Synopsis : 1946 Frankfurt, Camp des personnes déplacées : David Behrmann et ses six amis n’ont qu’un but, l’Amérique ! Mais pour émigrer, il faut de l’argent, beaucoup d’argent. En inventant des numéros incroyables, ils font du porte-à-porte et vendent des paquets de linge de maison aux Allemands. Et ils ont du succès. Alors que le business fleurit, David est rattrapé par un passé sombre. Pourquoi avait-il un second passeport ? Que faisait-il dans la résidence privée de Hitler au Salzberg ? David Behrmann est interrogé par une énigmatique chasseuse de nazis américaine, le Major Marlene Frederick… Déchirée entre sa méfiance et son inévitable attirance pour David, la tâche de Marleen s’avère assez difficile. De plus, David invente des histoires auxquelles lui-même croit.
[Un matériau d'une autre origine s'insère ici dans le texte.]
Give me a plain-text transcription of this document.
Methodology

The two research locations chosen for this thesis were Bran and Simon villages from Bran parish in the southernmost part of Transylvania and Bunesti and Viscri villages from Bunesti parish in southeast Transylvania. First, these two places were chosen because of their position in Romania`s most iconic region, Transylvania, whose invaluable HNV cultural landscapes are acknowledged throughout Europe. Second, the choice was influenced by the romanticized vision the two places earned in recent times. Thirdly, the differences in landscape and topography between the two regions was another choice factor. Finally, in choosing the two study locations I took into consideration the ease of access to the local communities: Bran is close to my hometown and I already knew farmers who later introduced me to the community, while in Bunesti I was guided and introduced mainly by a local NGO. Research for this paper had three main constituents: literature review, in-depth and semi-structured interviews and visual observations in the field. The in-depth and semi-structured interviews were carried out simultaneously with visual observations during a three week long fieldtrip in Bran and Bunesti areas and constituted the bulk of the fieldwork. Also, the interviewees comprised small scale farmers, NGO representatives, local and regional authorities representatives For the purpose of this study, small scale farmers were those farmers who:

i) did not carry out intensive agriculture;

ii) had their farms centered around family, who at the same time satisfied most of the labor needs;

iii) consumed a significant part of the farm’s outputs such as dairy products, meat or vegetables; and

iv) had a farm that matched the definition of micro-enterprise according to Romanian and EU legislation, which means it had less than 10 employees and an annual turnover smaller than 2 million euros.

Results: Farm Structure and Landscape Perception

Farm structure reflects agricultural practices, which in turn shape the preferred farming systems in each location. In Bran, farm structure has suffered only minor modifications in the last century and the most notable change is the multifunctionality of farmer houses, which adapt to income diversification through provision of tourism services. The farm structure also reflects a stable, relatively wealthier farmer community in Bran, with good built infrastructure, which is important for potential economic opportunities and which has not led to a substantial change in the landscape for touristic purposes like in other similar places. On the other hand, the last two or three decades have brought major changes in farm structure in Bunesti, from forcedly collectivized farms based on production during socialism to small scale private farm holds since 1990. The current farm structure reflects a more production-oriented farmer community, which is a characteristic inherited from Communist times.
En outre, il faut décider d’autre chose : est-il possible de réellement laisser un si beau pays aux Allemands ?
Acteurs : Moritz Bleibtreu, Antje Traue, Tania Garbarski, Anatole Taubman, Tim Seyfi, Mark Ivanir.
Ayant encore en mémoire l’excellent et remarquable Irina Palm, nous avons demandé confirmation à un confrère, avant de voir le film (titré aussi : Auf wiedersehen Deutschland), qu’il s’agissait bien d’une comédie dramatique. A la fin du film, nous lui avons fait part de notre malaise en disant que ce n’était pas pour nous une comédie. C’est que le film est sur le fil du rasoir. Il se présente comme une "histoire vraie" (mais ces mots sont suivis de quelques mots que nous n’avons malheureusement pas mémorisés). Quoiqu’il en soit de la "réalité" des faits et de l’intrigue, ils sont vrais pour ceux qui les narrent. Ces faits d’après-guerre 40-45 ont une certaine analogie avec ceux qui sont racontés dans Au revoir là-haut, soit donc une arnaque en fin de guerre. Si comédie il y a, elle tiendrait au registre propre à un certain "humour juif", celui d’une autodérision que seuls des Juifs peuvent se permettre (ainsi, dans la littérature, comme Shalom Auslender le fait dans Foreskin’s lament en 2005).
L’important n’est donc pas, pour nous, la comédie (que nous n’avons pas vue), ni l’arnaque, mais la lecture d’un passé, ou plutôt la relecture et, ensuite, la narration, celle que fait le réalisateur, mais également celle que les protagonistes en font. Il faudrait même utiliser le pluriel. Il ya de multiples narrations d’un passé dans ce film : celui récent des intervenants qui disent les faits "bruts", celui qu’ils disent, celui qu’ils se disent, celui que l’un d’entre eux "avoue" et/ou raconte. On se rend bien compte que tout cela est bien plus profond que la surface des choses et d’une intrigue somme toute banale. C’est le passé des camps et des tentatives de survie, celui des morts proches ou pas, celui de vies brisées, d’une haine infernale du "Juif" (celle qui renaît aujourd’hui). Celui des histoires que l’on (se) raconte pour tenter de survivre, de garder la tête haute malgré la peur, la couardise. C’est aussi la relecture des événements par une enquêtrice, juive elle-même et qui doute de David... relecture qui sera un des axes essentiels de ce film inclassable éprouvant au-delà du rire éventuellement attendu. Sam Garbarski montre ici des blessures qui datent déjà et risquent d’être oubliées. Sur le film du rasoir, il se fait le héraut d’humains qui ne furent pas des héros de guerre et à qui toute humanité a été enlevée. Ce film est pour nous un mémorial (faites ceci en mémoire de moi !) où Sam Garbarski invite à ne pas oublier, à faire mémoire, où Sam Garbarski fait mémoire d’une indicible horreur.
Il y a cependant un petit bémol à apporter et qui est souvent présent dans des films historiques qui conduisent à un résultat paradoxal ou le vrai manque de réalisme. Ainsi, par souci d’exactitude, certains éléments matériels sont d’époque : voitures, affiches, magnétophone, billets de banque... mais aussi soigneusement soient conservés ces éléments, ils jurent car ils sont trop vieux par rapport à l’aspect neuf qu’ils devraient avoir. Une façon de relire l’histoire en quelque sorte... ou pour bien faire et embellir on a cru bien faire et où, paradoxalement, le "vrai" sonne faux. On n’en fera pas grief outre mesure.